Experiment: Does Google do OCR on images?

To test if Google does any Optical Character Recognition (OCR) on images found on websites and uses that information in it’s index I wanted to run a small experiment. So I published an article with new images contain some simple text and waited to see if the page would rank for the words on the images.

The Test

To generate a topic I used the Random Article button on Wikipedia. After a couple of tries I landed on the interesting story of Vladimir Komarov. A Russian cosmonaut whose lively tragically came to and during a mission making him the first man to die in a space flight.

To test if my article would rank for the words I mashed some keywords together to create unique, gibberish, words. I overlayed these words on cropped images creating images varying levels of difficulty.
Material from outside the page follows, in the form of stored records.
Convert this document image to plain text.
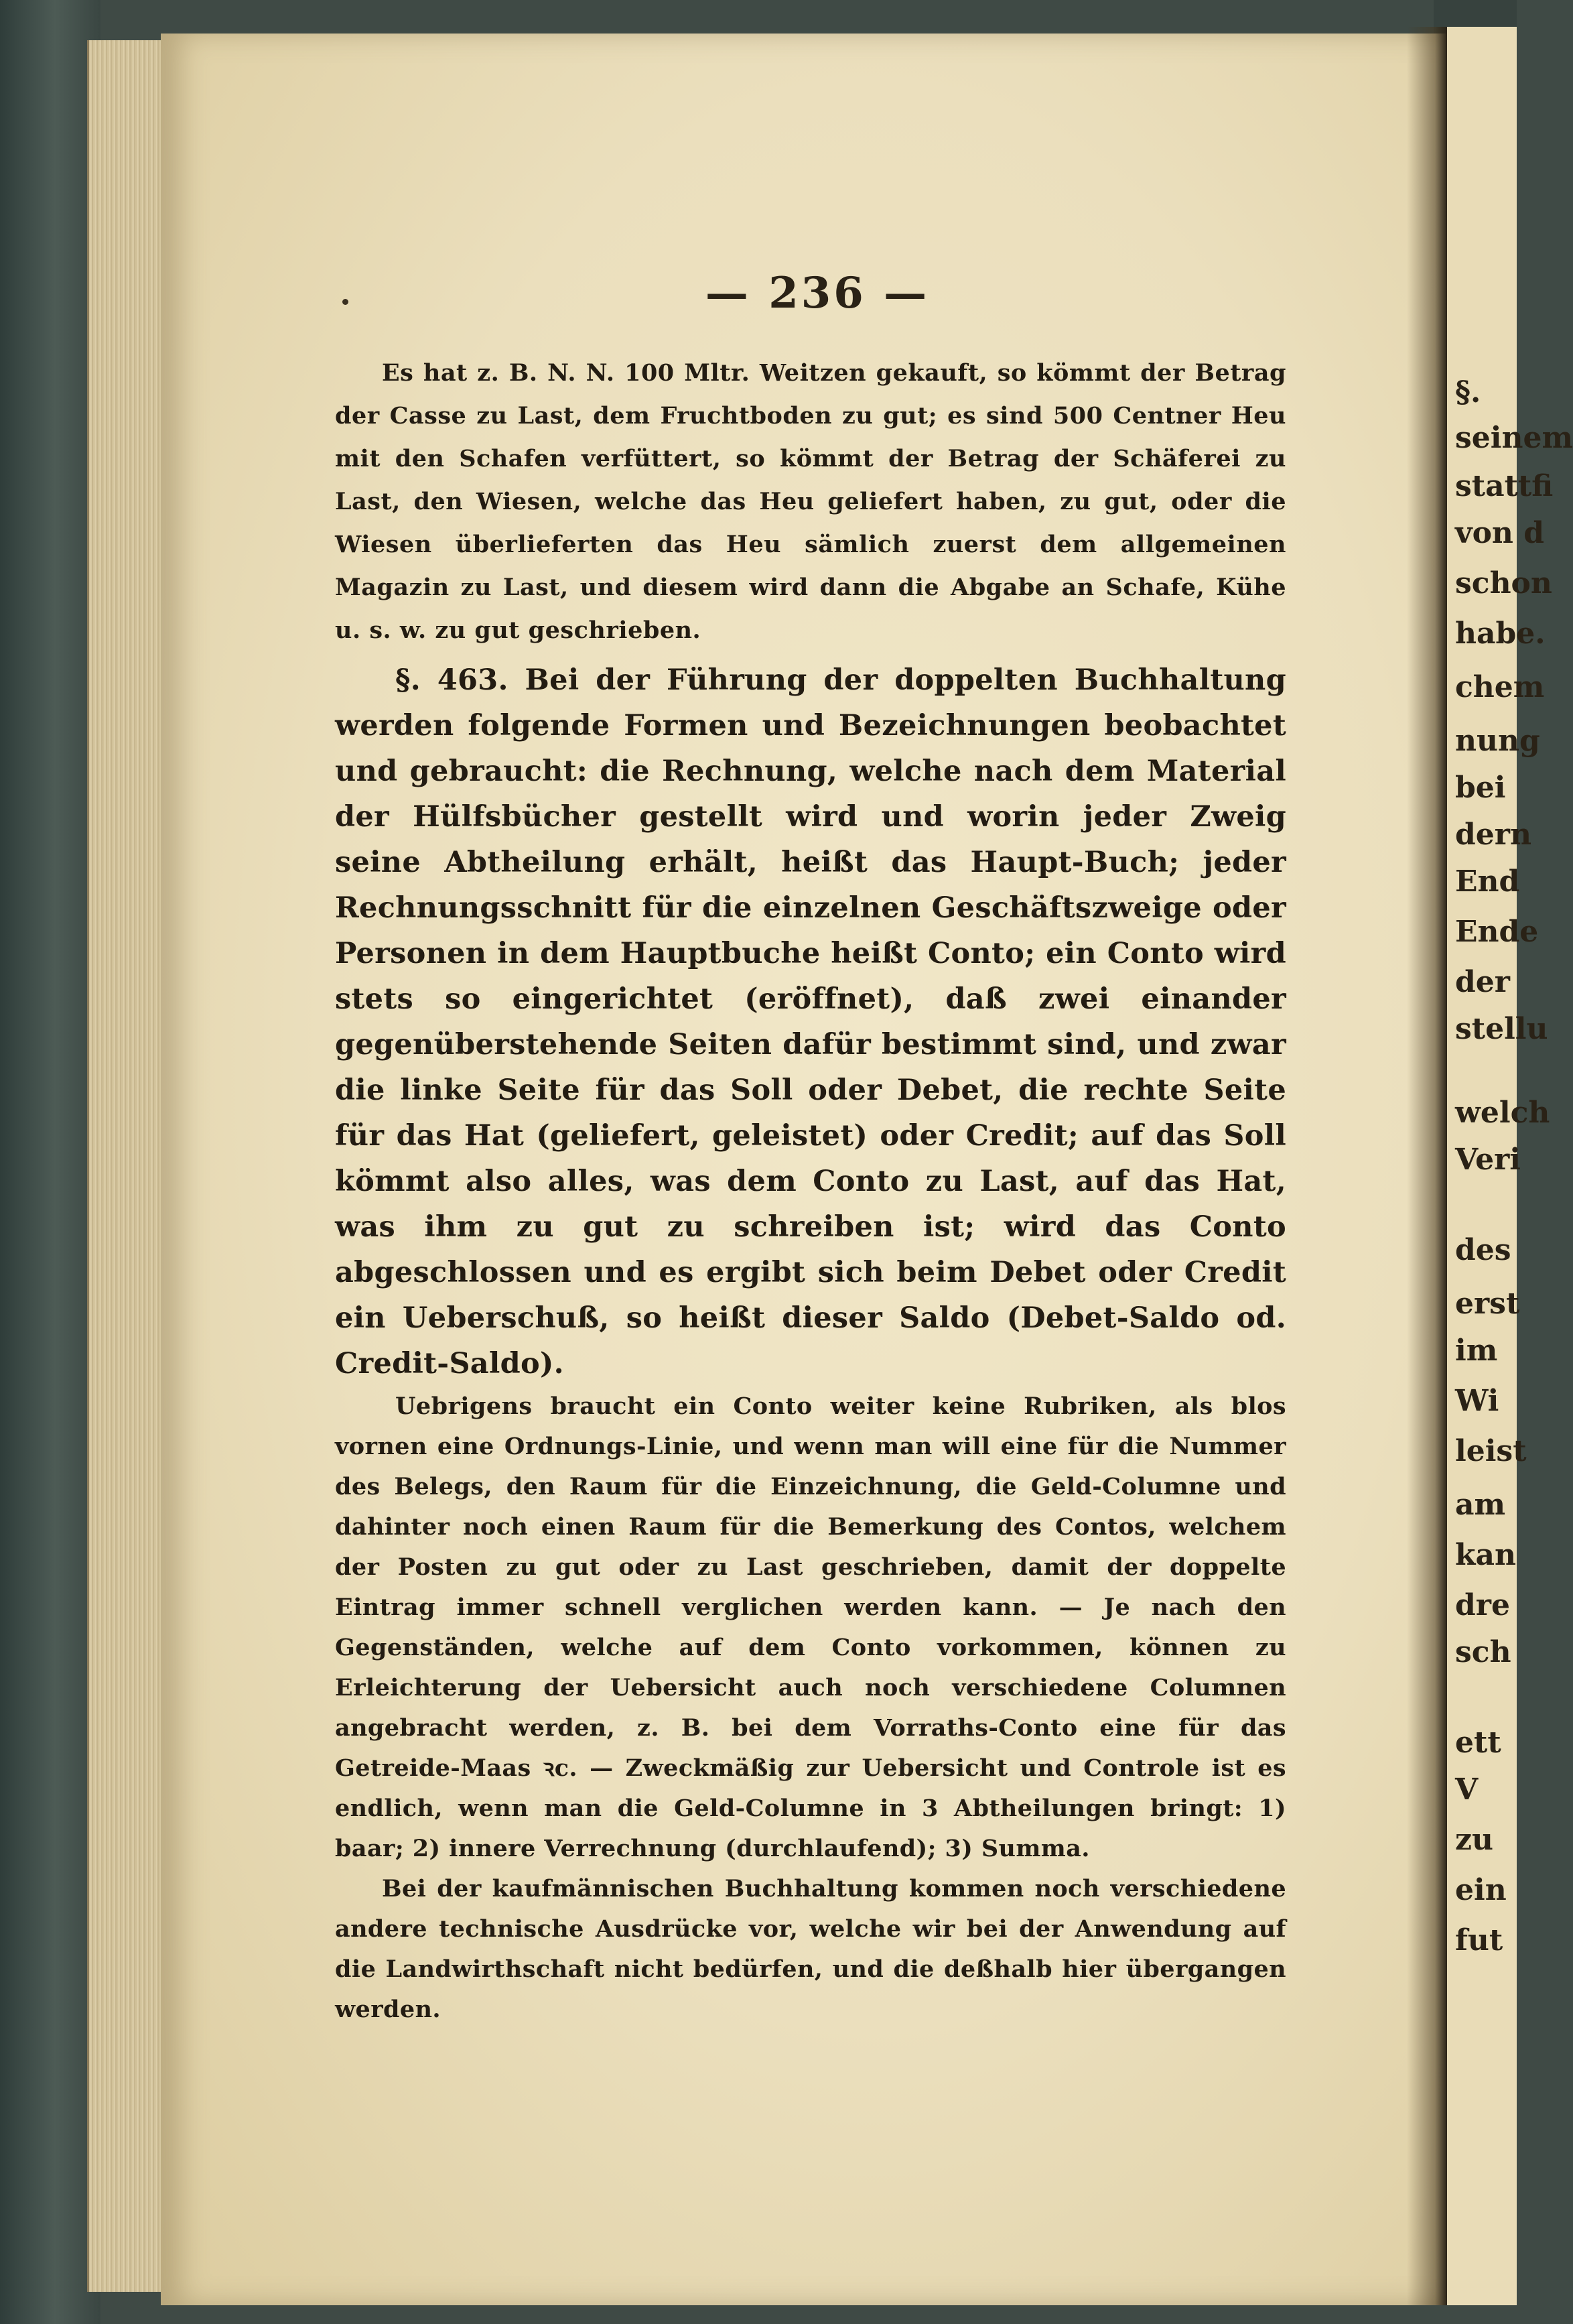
— 236 —

Es hat z. B. N. N. 100 Mltr. Weitzen gekauft, so kömmt der Betrag der Casse zu Last, dem Fruchtboden zu gut; es sind 500 Centner Heu mit den Schafen verfüttert, so kömmt der Betrag der Schäferei zu Last, den Wiesen, welche das Heu geliefert haben, zu gut, oder die Wiesen überlieferten das Heu sämlich zuerst dem allgemeinen Magazin zu Last, und diesem wird dann die Abgabe an Schafe, Kühe u. s. w. zu gut geschrieben.

§. 463. Bei der Führung der doppelten Buchhaltung werden folgende Formen und Bezeichnungen beobachtet und gebraucht: die Rechnung, welche nach dem Material der Hülfsbücher gestellt wird und worin jeder Zweig seine Abtheilung erhält, heißt das Haupt-Buch; jeder Rechnungsschnitt für die einzelnen Geschäftszweige oder Personen in dem Hauptbuche heißt Conto; ein Conto wird stets so eingerichtet (eröffnet), daß zwei einander gegenüberstehende Seiten dafür bestimmt sind, und zwar die linke Seite für das Soll oder Debet, die rechte Seite für das Hat (geliefert, geleistet) oder Credit; auf das Soll kömmt also alles, was dem Conto zu Last, auf das Hat, was ihm zu gut zu schreiben ist; wird das Conto abgeschlossen und es ergibt sich beim Debet oder Credit ein Ueberschuß, so heißt dieser Saldo (Debet-Saldo od. Credit-Saldo).

Uebrigens braucht ein Conto weiter keine Rubriken, als blos vornen eine Ordnungs-Linie, und wenn man will eine für die Nummer des Belegs, den Raum für die Einzeichnung, die Geld-Columne und dahinter noch einen Raum für die Bemerkung des Contos, welchem der Posten zu gut oder zu Last geschrieben, damit der doppelte Eintrag immer schnell verglichen werden kann. — Je nach den Gegenständen, welche auf dem Conto vorkommen, können zu Erleichterung der Uebersicht auch noch verschiedene Columnen angebracht werden, z. B. bei dem Vorraths-Conto eine für das Getreide-Maas ꝛc. — Zweckmäßig zur Uebersicht und Controle ist es endlich, wenn man die Geld-Columne in 3 Abtheilungen bringt: 1) baar; 2) innere Verrechnung (durchlaufend); 3) Summa.

Bei der kaufmännischen Buchhaltung kommen noch verschiedene andere technische Ausdrücke vor, welche wir bei der Anwendung auf die Landwirthschaft nicht bedürfen, und die deßhalb hier übergangen werden.

§.
seinem
stattfi
von d
schon
habe.
chem
nung
bei
dern
End
Ende
der
stellu
welch
Veri
des
erst
im
Wi
leist
am
kan
dre
sch
ett
V
zu
ein
fut
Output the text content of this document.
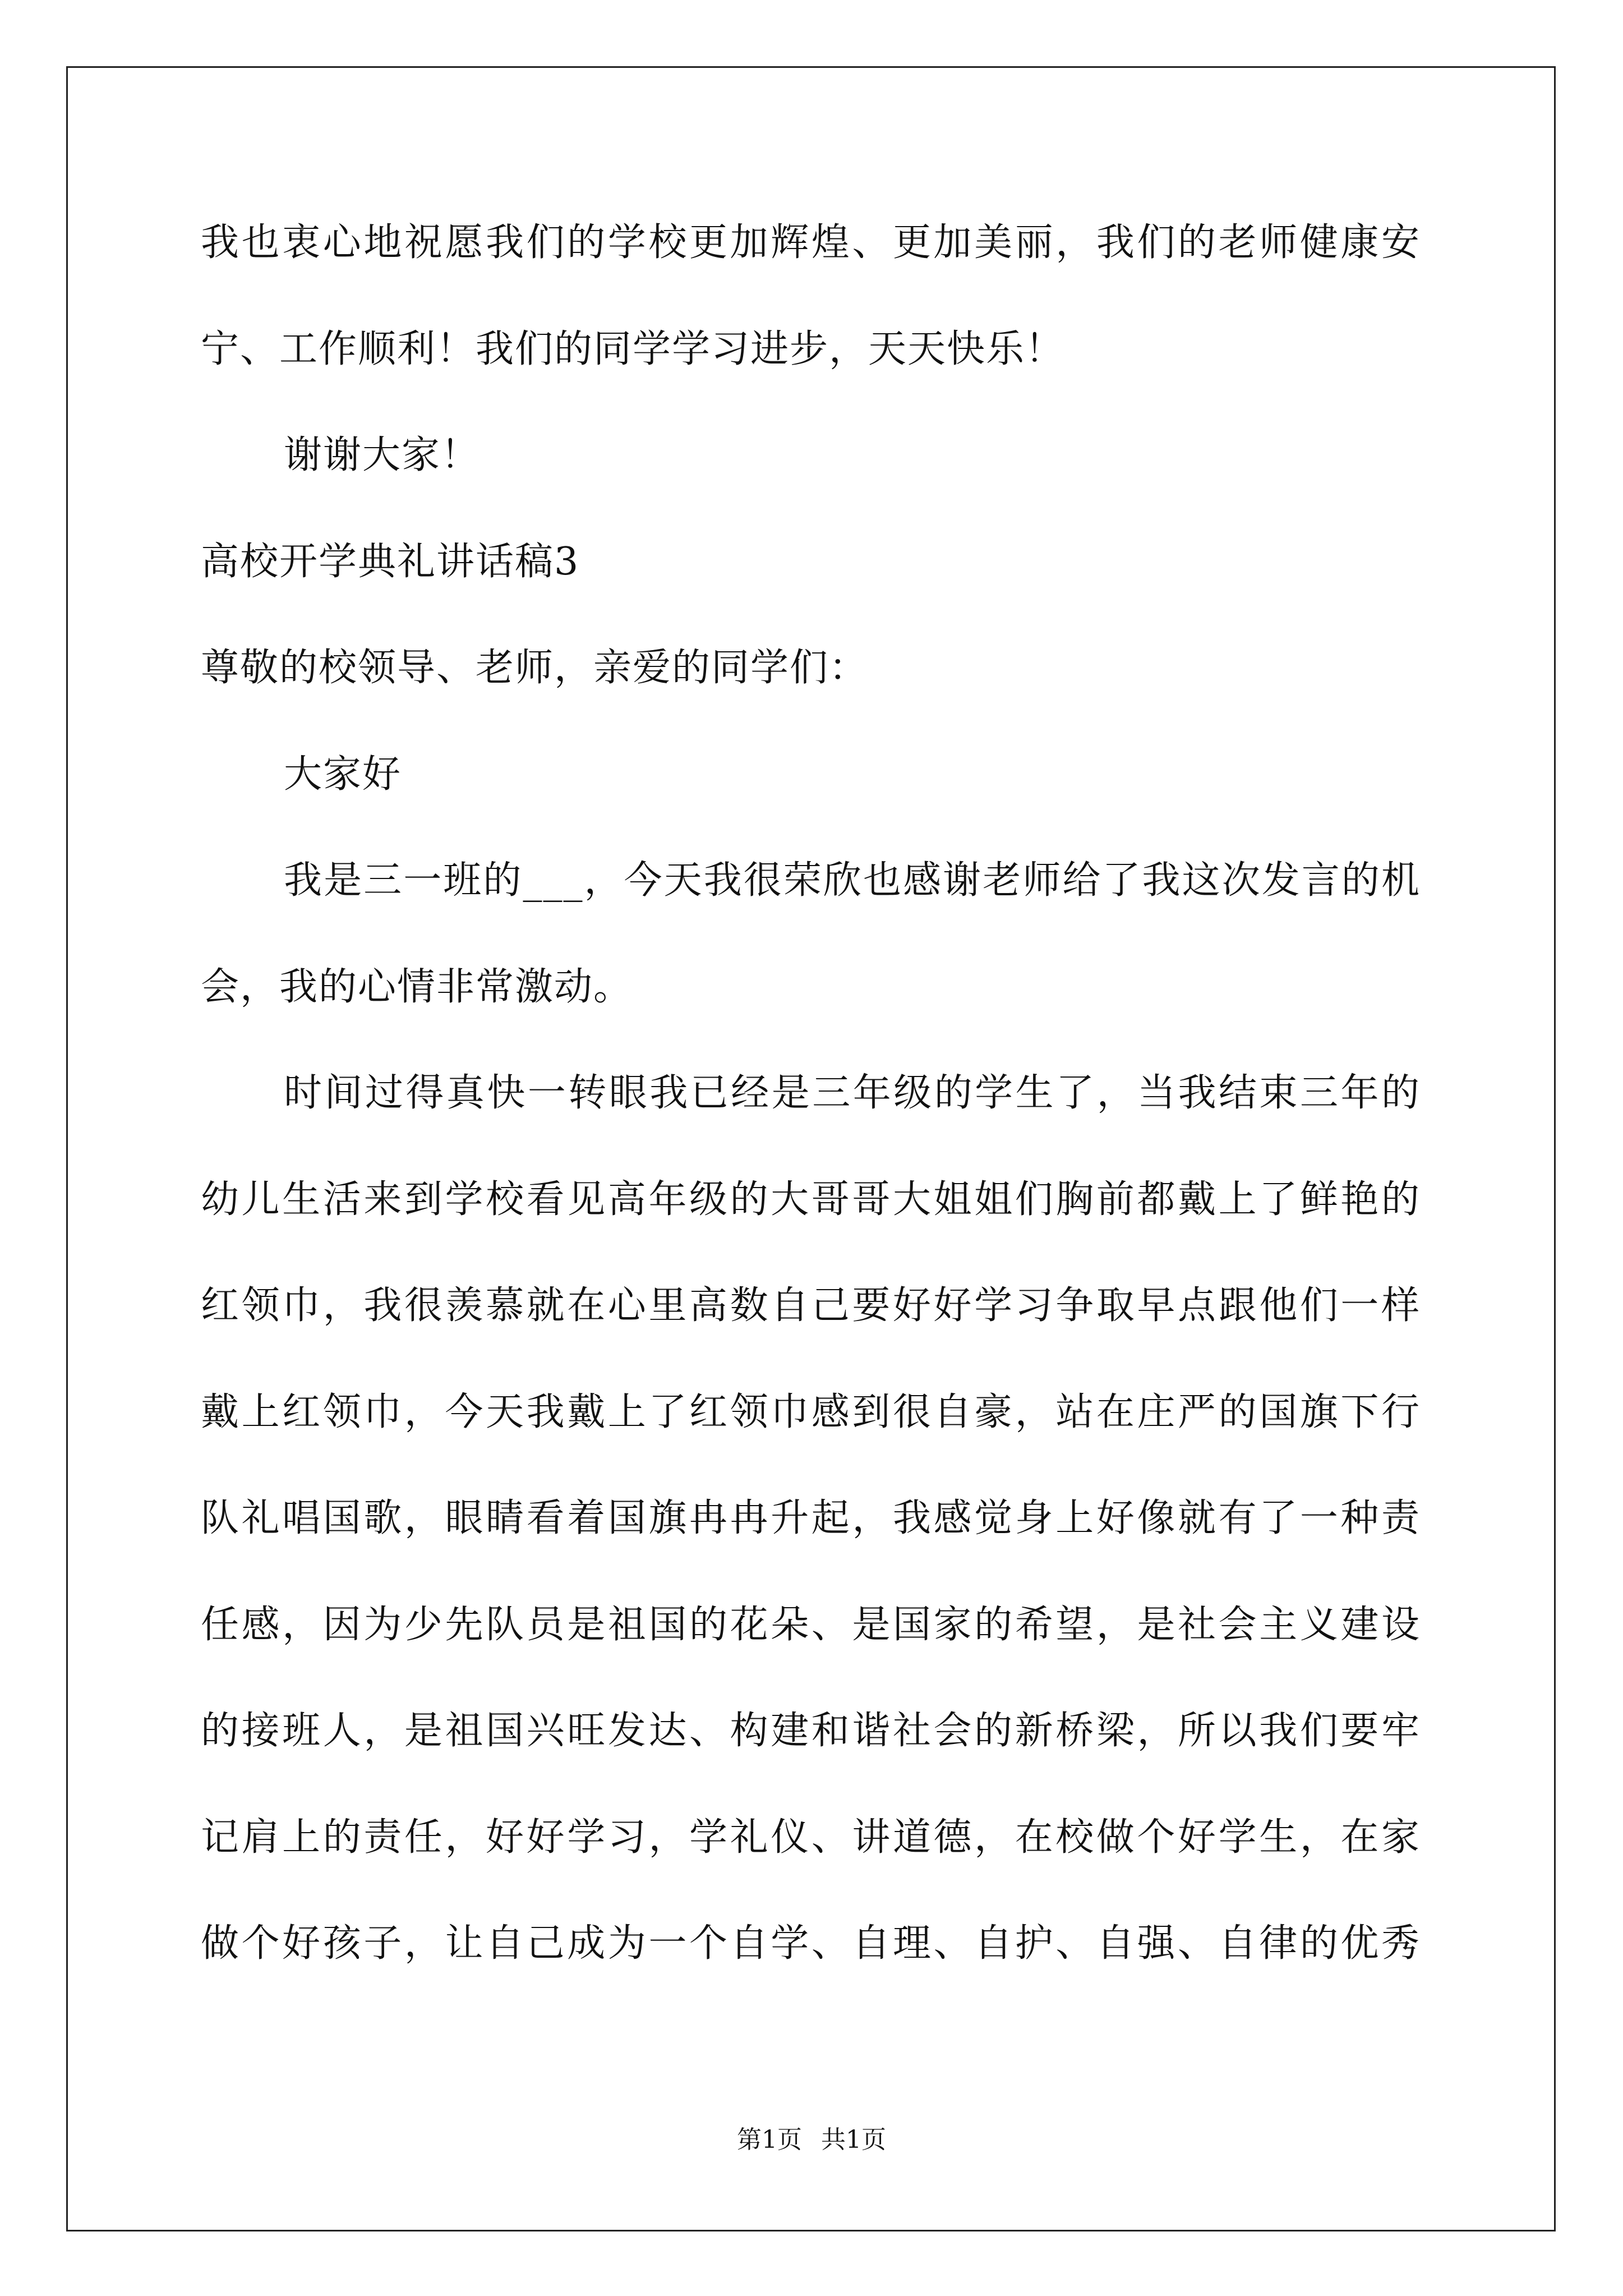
我也衷心地祝愿我们的学校更加辉煌、更加美丽，我们的老师健康安
宁、工作顺利！我们的同学学习进步，天天快乐！
谢谢大家！
高校开学典礼讲话稿3
尊敬的校领导、老师，亲爱的同学们：
大家好
我是三一班的___，今天我很荣欣也感谢老师给了我这次发言的机
会，我的心情非常激动。
时间过得真快一转眼我已经是三年级的学生了，当我结束三年的
幼儿生活来到学校看见高年级的大哥哥大姐姐们胸前都戴上了鲜艳的
红领巾，我很羡慕就在心里高数自己要好好学习争取早点跟他们一样
戴上红领巾，今天我戴上了红领巾感到很自豪，站在庄严的国旗下行
队礼唱国歌，眼睛看着国旗冉冉升起，我感觉身上好像就有了一种责
任感，因为少先队员是祖国的花朵、是国家的希望，是社会主义建设
的接班人，是祖国兴旺发达、构建和谐社会的新桥梁，所以我们要牢
记肩上的责任，好好学习，学礼仪、讲道德，在校做个好学生，在家
做个好孩子，让自己成为一个自学、自理、自护、自强、自律的优秀
第1页 共1页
To make sure Google’s software could actually read my images I tested it with the OCR feature on Google Documents. I uploaded an image to Google Drive and selected Open With -> Google Documents. This creates a new document with the image and the extracted text. Yes, Google could accurately read my unique images!

google ocr test demo — One of the tested images with a gibberish word.

I created a new WordPress blog, wrote an article about Komarov, included my images without any alt or title tags to encourage Google to look further and waited about two weeks…

The Result

Does Google do OCR on images on the web? No. At least, not as of now.

The article about Komarov was indexed in Google but my gibberish words never showed up in Google. The technology is certainly there but due to the sheer size of the web (hundreds of billions of pages) it’s likely too resource intensive.

What can you learn from this?

Optimize images for search engines is still fairly straight forward. You need good alt- and title text, descriptive filenames and if possible a caption. You don’t yet have to worry about more advanced strategies but I do expect this will change in the future.